Since 2006, the Senate has been trying to place a moratorium on new state and local cell phone taxes. The first proposal in that year died before reaching the floor for a vote. So did 2007′s Cell Phone Tax Moratorium Act, which was then followed into oblivion by the Cell Tax Fairness Act in 2008. Senators Ron Wyden (D-OR) and Olympia Snowe (R-ME), the same Senators who introduced the last bill, have recently introduced a new one for 2009—the Mobile Wireless Tax Fairness Act. While most services are taxed at an average rate of 7.1 percent, wireless service taxes average approximately 15.2 percent. Aside from the fact that this is simply disproportionate and unfair, the bill’s sponsors argue that the higher tax rate has a greater negative impact on lower-income people because they rely more on cell phones for Internet access. Since lower-income people are also more frequently prepaid cellular customers rather than contract customers, the passage of this bill would not only benefit them, but prepaid providers such as Boost, MetroPCS, and Virgin Mobile. Prepaid customers and providers wouldn’t be the only ones to benefit, though. Verizon applauded the initiative, as did the Cellular Telecommunications Industry Association (CTIA), the lobbying arm of the wireless industry. According to the CTIA, U.S. wireless subscribers paid nearly $21 billion in taxes and fees in 2008 alone. They went on to say:
It is very troubling that wireless consumers have been taxed four times more than other taxable goods and services over an almost four-year period. The Wyden-Snowe bill will protect consumers from new discriminatory taxes and fees while preserving existing revenue for states and localities.
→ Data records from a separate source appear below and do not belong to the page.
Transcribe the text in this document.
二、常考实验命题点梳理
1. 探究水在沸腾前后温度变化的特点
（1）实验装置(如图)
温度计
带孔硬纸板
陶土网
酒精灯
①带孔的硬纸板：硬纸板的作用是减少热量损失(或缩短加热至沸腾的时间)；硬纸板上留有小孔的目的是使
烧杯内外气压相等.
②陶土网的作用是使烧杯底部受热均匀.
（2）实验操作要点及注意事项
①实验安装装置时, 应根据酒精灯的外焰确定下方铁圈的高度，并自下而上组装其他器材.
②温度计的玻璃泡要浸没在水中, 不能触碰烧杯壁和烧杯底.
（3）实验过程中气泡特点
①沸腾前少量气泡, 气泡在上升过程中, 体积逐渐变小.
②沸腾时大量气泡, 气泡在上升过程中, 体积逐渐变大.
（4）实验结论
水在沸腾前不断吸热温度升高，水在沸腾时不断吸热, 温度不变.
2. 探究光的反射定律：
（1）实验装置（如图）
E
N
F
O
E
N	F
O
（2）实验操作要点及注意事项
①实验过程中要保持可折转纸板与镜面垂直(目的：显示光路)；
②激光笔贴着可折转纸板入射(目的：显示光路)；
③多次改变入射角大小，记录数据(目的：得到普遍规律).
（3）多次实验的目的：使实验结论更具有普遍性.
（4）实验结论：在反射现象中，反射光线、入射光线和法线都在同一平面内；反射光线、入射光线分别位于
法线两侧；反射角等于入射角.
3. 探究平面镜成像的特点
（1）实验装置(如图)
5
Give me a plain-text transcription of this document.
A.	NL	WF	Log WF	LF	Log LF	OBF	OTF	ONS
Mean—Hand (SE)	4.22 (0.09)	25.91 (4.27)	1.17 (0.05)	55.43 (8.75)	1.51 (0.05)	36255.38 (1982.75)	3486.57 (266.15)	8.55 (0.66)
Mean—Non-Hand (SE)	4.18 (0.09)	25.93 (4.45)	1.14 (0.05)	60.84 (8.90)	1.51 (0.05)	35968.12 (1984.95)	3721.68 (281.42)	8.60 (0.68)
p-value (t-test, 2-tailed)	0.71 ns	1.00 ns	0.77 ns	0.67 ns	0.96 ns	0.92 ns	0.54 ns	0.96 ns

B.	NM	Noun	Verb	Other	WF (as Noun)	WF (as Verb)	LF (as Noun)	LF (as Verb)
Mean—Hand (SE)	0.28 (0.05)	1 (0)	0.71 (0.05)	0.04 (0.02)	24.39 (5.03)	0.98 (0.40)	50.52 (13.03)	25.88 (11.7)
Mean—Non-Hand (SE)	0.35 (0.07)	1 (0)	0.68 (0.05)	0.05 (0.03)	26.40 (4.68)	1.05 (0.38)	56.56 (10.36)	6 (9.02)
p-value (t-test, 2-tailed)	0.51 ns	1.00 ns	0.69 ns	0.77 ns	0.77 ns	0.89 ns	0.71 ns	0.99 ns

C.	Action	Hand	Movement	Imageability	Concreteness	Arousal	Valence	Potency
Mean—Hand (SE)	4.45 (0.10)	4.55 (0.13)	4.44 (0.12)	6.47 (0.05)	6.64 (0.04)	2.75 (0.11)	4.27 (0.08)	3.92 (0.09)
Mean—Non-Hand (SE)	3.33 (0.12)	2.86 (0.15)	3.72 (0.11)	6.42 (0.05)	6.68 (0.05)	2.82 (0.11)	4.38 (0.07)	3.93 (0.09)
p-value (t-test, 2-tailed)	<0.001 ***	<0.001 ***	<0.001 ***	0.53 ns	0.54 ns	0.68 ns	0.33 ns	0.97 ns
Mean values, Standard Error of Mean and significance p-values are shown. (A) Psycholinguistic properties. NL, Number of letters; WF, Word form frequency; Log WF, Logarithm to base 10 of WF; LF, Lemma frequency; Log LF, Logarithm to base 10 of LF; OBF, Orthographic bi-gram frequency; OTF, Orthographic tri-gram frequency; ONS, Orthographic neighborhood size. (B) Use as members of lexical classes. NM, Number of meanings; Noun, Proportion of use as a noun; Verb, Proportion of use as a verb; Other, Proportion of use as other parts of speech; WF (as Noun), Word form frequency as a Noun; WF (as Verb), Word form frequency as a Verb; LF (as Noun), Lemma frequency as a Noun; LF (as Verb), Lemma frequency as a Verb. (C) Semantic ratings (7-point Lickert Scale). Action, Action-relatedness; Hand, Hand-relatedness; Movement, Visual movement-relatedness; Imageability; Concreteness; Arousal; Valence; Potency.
This new bill is essentially the same as the three that came before it. It seeks to place a five-year moratorium on new state and local wireless taxes. There are two important things to remember. It doesn’t affect any current taxes, either by reduction or abolition. Also, it doesn’t guarantee that new taxes won’t be levied at all. The bill would only prevent the wireless industry from being singled out for new, industry-specific taxes. Despite the fact that the bill has ardent and vocal supporters on both sides of the aisle, history does not lend much optimism to this new bill passing, or even making it out of committee for a vote. The economy is in much worse shape than it was in 2006, or even just this time last year. States will not easily relinquish such a large source of revenue, and those Senators seeking reelection next year will be trying to please their constituents. Still, it’s also a new administration and we’ve seen a lot of tumultuous changes already. If this new bill does pass, it will provide a modicum of relief to already overtaxed wireless customers.